Sanjay takes a deep breath and his face begins a little performance—his face has a great repertoire of expressions. His eyes roll, his forehead wrinkles, his lips curl. “What do you think?”
“Was she appalled?”
“No.”
Rita would like to know, in graphic detail, exactly how Sanjay made it clear what was expected. She is not a voyeur by nature; rather, she is mystified by the transmutations of love—how indifference turns into love, love into indifference and even worse. But it is useless to ask. He doesn’t tell. It must be too precious. Yes, because he does love to tell stories about his parents, his brothers and sisters and cousins. She has heard comic stories about bicycles capsized in the mud and a flirtatious widowed aunt, stories of school pranks and festival antics, and painful stories about a baby sister who died of diphtheria on the day Gandhi was shot. But no stories about his wife.
“I know what you’re thinking. But people can love more than once, Rita. After all ...”
“I know, I know.” Yet she knows only in the abstract. She feels generally ignorant on the subject. She thinks that what she saw, growing up, was not love but a species of belonging.
Her grandparents’ marriage took place in 1927 and was also arranged, though not as strictly as Sanjay’s. The couple was introduced; they took several walks together over the Brooklyn Bridge; they went to a few movies and even to an opera, Madame Butterfly. This was all quite ordinary. But the wedding itself was extraordinary. The father of the groom had collapsed and died two days before. No matter; the rules say ceremonies must take place as scheduled, like Broadway shows. And the bride did not r
efuse; she had not yet learned how. But she had her doubts, surely, Rita thinks. For it is hard to imagine the Sonia she knows being so compliant. Surely she must have been astounded, felt that such a beginning did not augur well and maybe she had better pull out before it was too late? But it was already too late.

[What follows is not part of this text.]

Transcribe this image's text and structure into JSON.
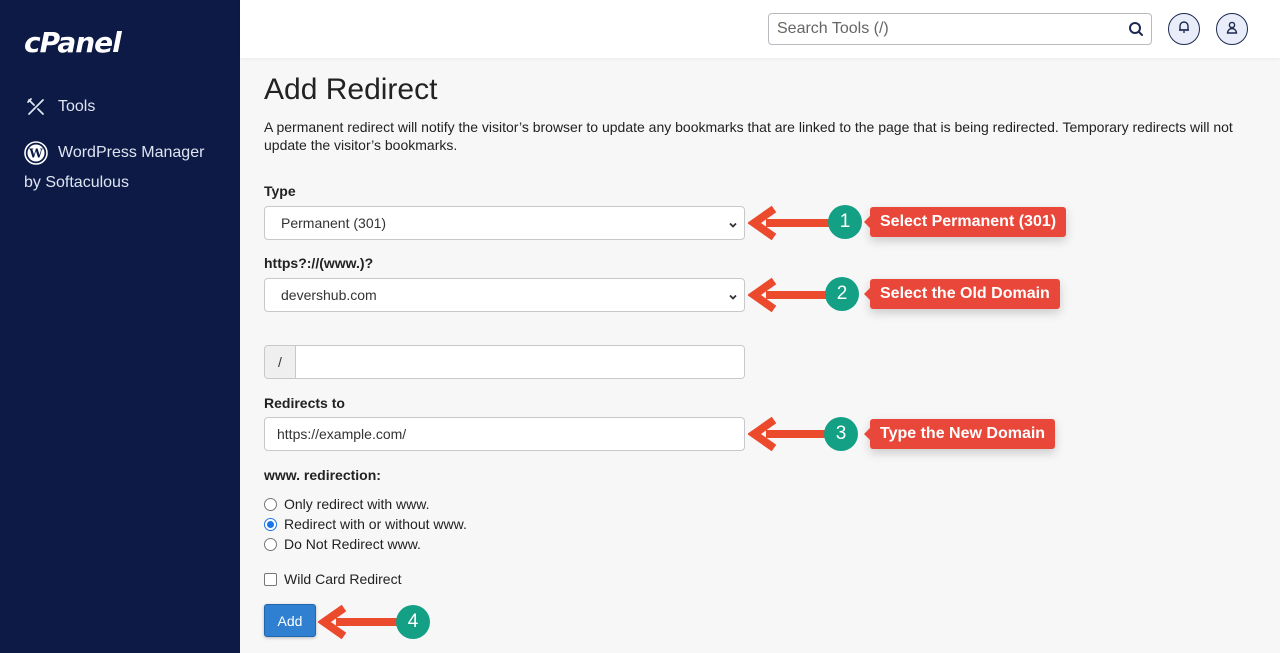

“Can you picture that wedding?” she queries Sanjay.
“Well, quiet, I’d imagine. Very quiet.”
No doubt. A dearth of dancing, the musicians laboring to rouse an unappreciative crowd. Rita’s various aunts and uncles, disguised as young people, gathered around linen-covered tables, eating sweetbreads and drinking sweet wine while salt streams down their faces. The children fretful and confused—no one is urging delicacies on them or swinging them through the air. Her own father not yet an outcast, not even born, a gleam, as they say, in his father’s very gleaming eye. As her grandparents toast their life together, the groom weeps under the harshness of his own discipline. He can barely drink and cannot eat. He does not need to eat. Self-pity and self-satisfaction are his feast—for this ordeal will make him a better person, bring him favor in the eyes of his God. What kind of eyes could they be?
Very quickly the couple has an indissoluble connection, a son. Sonia’s first decade of marriage is a depression, then comes the war.
Throughout their married life there are many changes in the world. The maps of Europe, Africa, and Asia change drastically. There are immense shifts of population, new technologies, cures for diseases; wonders and horrors as usual. The twentieth century. But—and she has to admire his tenacity—Rita’s grandfather’s world remains the world he grew up in, a small world left over from the youth of the century, a bit cramped and crowded, like a room to which new pieces are added but from which nothing is ever thrown away, a thoroughly benign and safe world, according to his stories—for he is, yes, a storyteller, with a magnetic eye, bluest of blues, and a magnetic voice.